Lemon Blueberry Cake (Print Version)

# Ingredients:

→ Cake

01 - 380g granulated sugar
02 - 118ml vegetable oil
03 - 3 large eggs
04 - 2 lemons, zested and juiced
05 - 5ml lemon or vanilla extract
06 - 118ml light sour cream
07 - 350g all-purpose flour
08 - 11.2g baking powder
09 - 5g salt
10 - 236ml buttermilk or milk
11 - 59ml fresh lemon juice
12 - 255g fresh blueberries, washed and dried
13 - 15.6g all-purpose flour

→ Frosting

14 - 532ml heavy whipping cream
15 - 130g powdered sugar
16 - 5ml pure vanilla extract
17 - 454g mascarpone cheese, cold
18 - 300g lemon curd

# Instructions:

01 - Preheat the oven to 175°C. Line three 8-inch round baking pans with parchment paper and grease the sides.
02 - In a large mixing bowl, combine sugar, vegetable oil, eggs, and lemon extract. Beat on medium speed for 2 minutes until lighter in color. Scrape down the bowl.
03 - Zest and juice 2 lemons, obtaining 59ml lemon juice. Add zest, juice, and sour cream to the batter. Beat until combined.
04 - In a separate bowl, combine flour, baking powder, and salt. Gradually add half the dry mixture to the batter, alternating with half the buttermilk. Repeat with remaining dry ingredients and buttermilk, mixing until well combined.
05 - Toss blueberries with 15.6g flour. Gently fold them into the batter, reserving a handful to drop on top.
06 - Divide batter evenly between prepared pans (about 1 2/3 cups per pan). Drop remaining blueberries on top. Bake at 175°C for 20-23 minutes, rotating pans halfway through. Check doneness with a toothpick.
07 - Remove cakes from the oven and allow to cool completely before assembling.
08 - Chill mixing bowl and whisk attachment for 5-10 minutes. Beat mascarpone cheese on medium-low speed, gradually adding heavy cream until the mixture liquefies. Increase speed to high and beat until soft peaks form. Add powdered sugar and vanilla; beat until stiff peaks form.
09 - Level cake layers using a cake leveler. Place the first layer on a cake board with a dollop of frosting. Pipe a layer of frosting and spread half the lemon curd.
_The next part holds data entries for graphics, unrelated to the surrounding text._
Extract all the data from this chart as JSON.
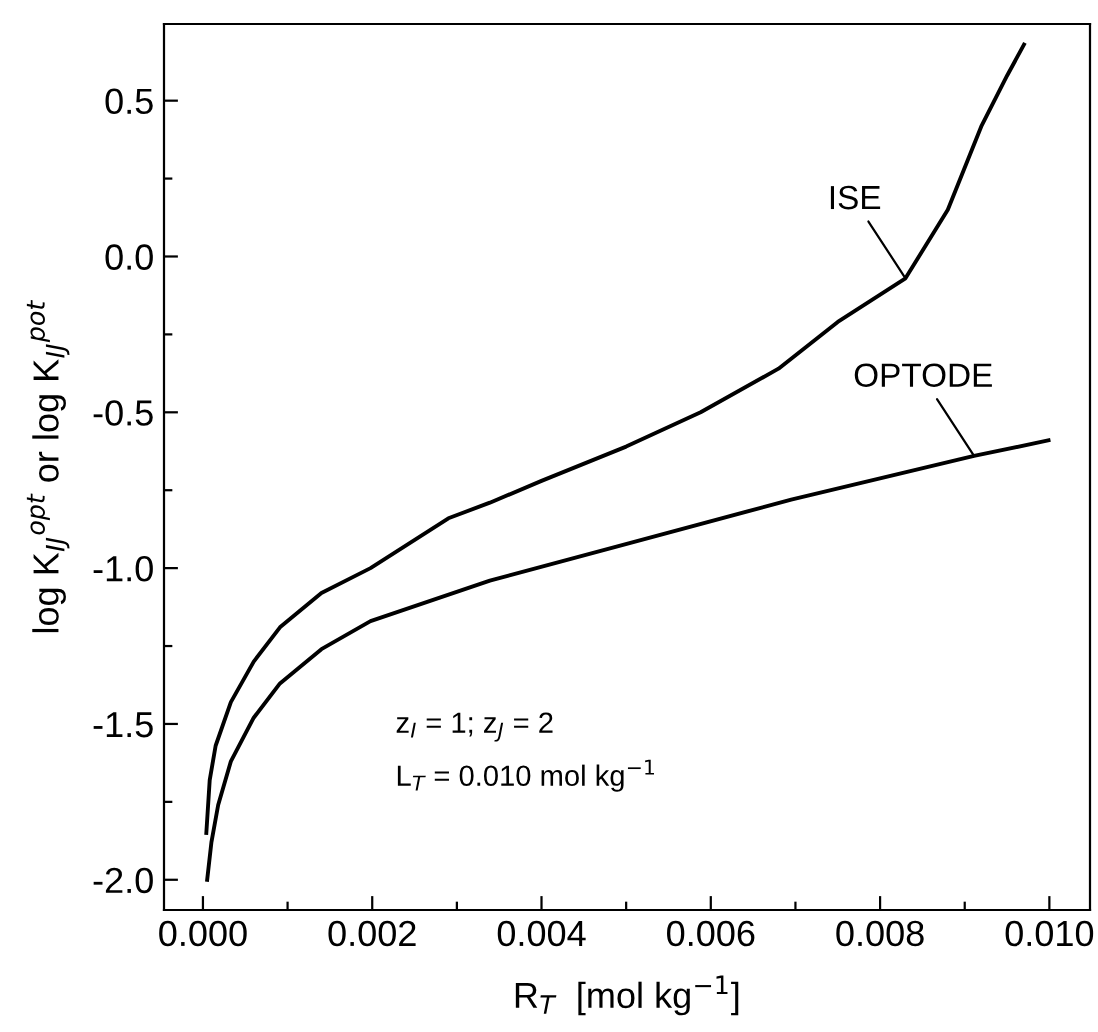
{
  "chart_data": {
    "type": "line",
    "xlabel": "R$_{T}$  [mol kg$^{−1}$]",
    "ylabel": "log K$_{IJ}$$^{opt}$ or log K$_{IJ}$$^{pot}$",
    "xlim": [
      -0.00046,
      0.01048
    ],
    "ylim": [
      -2.097,
      0.746
    ],
    "xticks": [
      {
        "value": 0,
        "label": "0.000"
      },
      {
        "value": 0.001,
        "label": null
      },
      {
        "value": 0.002,
        "label": "0.002"
      },
      {
        "value": 0.003,
        "label": null
      },
      {
        "value": 0.004,
        "label": "0.004"
      },
      {
        "value": 0.005,
        "label": null
      },
      {
        "value": 0.006,
        "label": "0.006"
      },
      {
        "value": 0.007,
        "label": null
      },
      {
        "value": 0.008,
        "label": "0.008"
      },
      {
        "value": 0.009,
        "label": null
      },
      {
        "value": 0.01,
        "label": "0.010"
      }
    ],
    "yticks": [
      {
        "value": -2.0,
        "label": "-2.0"
      },
      {
        "value": -1.75,
        "label": null
      },
      {
        "value": -1.5,
        "label": "-1.5"
      },
      {
        "value": -1.25,
        "label": null
      },
      {
        "value": -1.0,
        "label": "-1.0"
      },
      {
        "value": -0.75,
        "label": null
      },
      {
        "value": -0.5,
        "label": "-0.5"
      },
      {
        "value": -0.25,
        "label": null
      },
      {
        "value": 0.0,
        "label": "0.0"
      },
      {
        "value": 0.25,
        "label": null
      },
      {
        "value": 0.5,
        "label": "0.5"
      }
    ],
    "grid": false,
    "legend": false,
    "marker": "none",
    "line_style": "solid",
    "series": [
      {
        "name": "ISE",
        "color": "#000000",
        "x": [
          4e-05,
          8e-05,
          0.00015,
          0.00033,
          0.0006,
          0.00091,
          0.0014,
          0.00198,
          0.0029,
          0.00339,
          0.004,
          0.005,
          0.00588,
          0.0068,
          0.0075,
          0.0083,
          0.0088,
          0.0092,
          0.0095,
          0.0097
        ],
        "values": [
          -1.85,
          -1.68,
          -1.57,
          -1.43,
          -1.3,
          -1.19,
          -1.08,
          -1.0,
          -0.84,
          -0.79,
          -0.72,
          -0.61,
          -0.5,
          -0.36,
          -0.21,
          -0.07,
          0.15,
          0.42,
          0.58,
          0.68
        ]
      },
      {
        "name": "OPTODE",
        "color": "#000000",
        "x": [
          5e-05,
          0.0001,
          0.00018,
          0.00033,
          0.0006,
          0.00091,
          0.0014,
          0.00198,
          0.00339,
          0.00504,
          0.00695,
          0.00911,
          0.00999
        ],
        "values": [
          -2.0,
          -1.88,
          -1.76,
          -1.62,
          -1.48,
          -1.37,
          -1.26,
          -1.17,
          -1.04,
          -0.92,
          -0.78,
          -0.64,
          -0.59
        ]
      }
    ],
    "annotations": [
      "z$_{I}$ = 1; z$_{J}$ = 2",
      "L$_{T}$ = 0.010 mol kg$^{−1}$"
    ]
  }
}
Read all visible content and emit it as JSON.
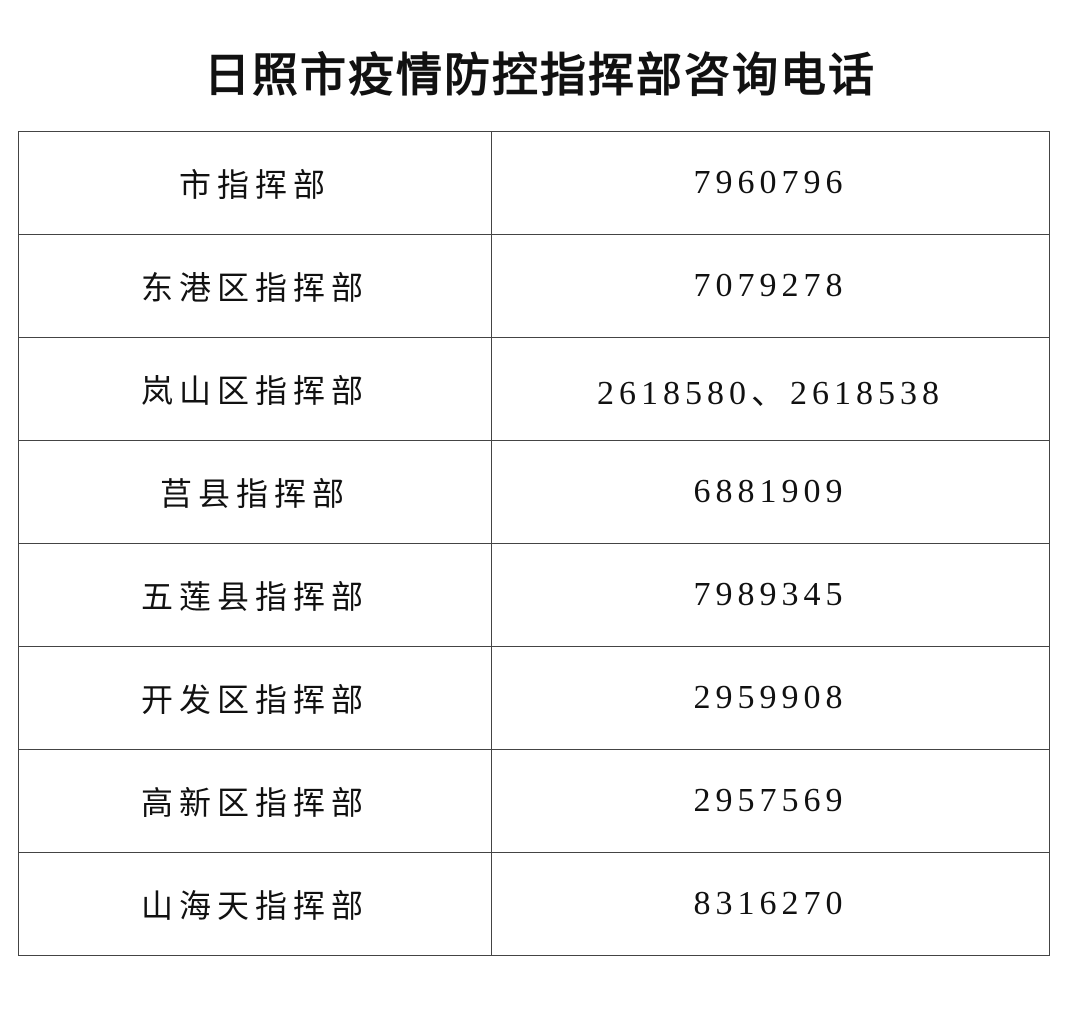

Repeat with the second layer. Add the final layer and apply a crumb coat with frosting.
10 - Frost the top and sides of the cake with remaining frosting, smoothing with an offset spatula. Pipe florets on the top and garnish with lemon slices and blueberries. Refrigerate immediately.

# Notes:

01 - Substitute sour cream with full-fat or non-Greek yogurt if preferred.
02 - Lemon curd and whipped cream frosting should not be made in advance.
03 - Frozen berries can be used, though they may release more moisture.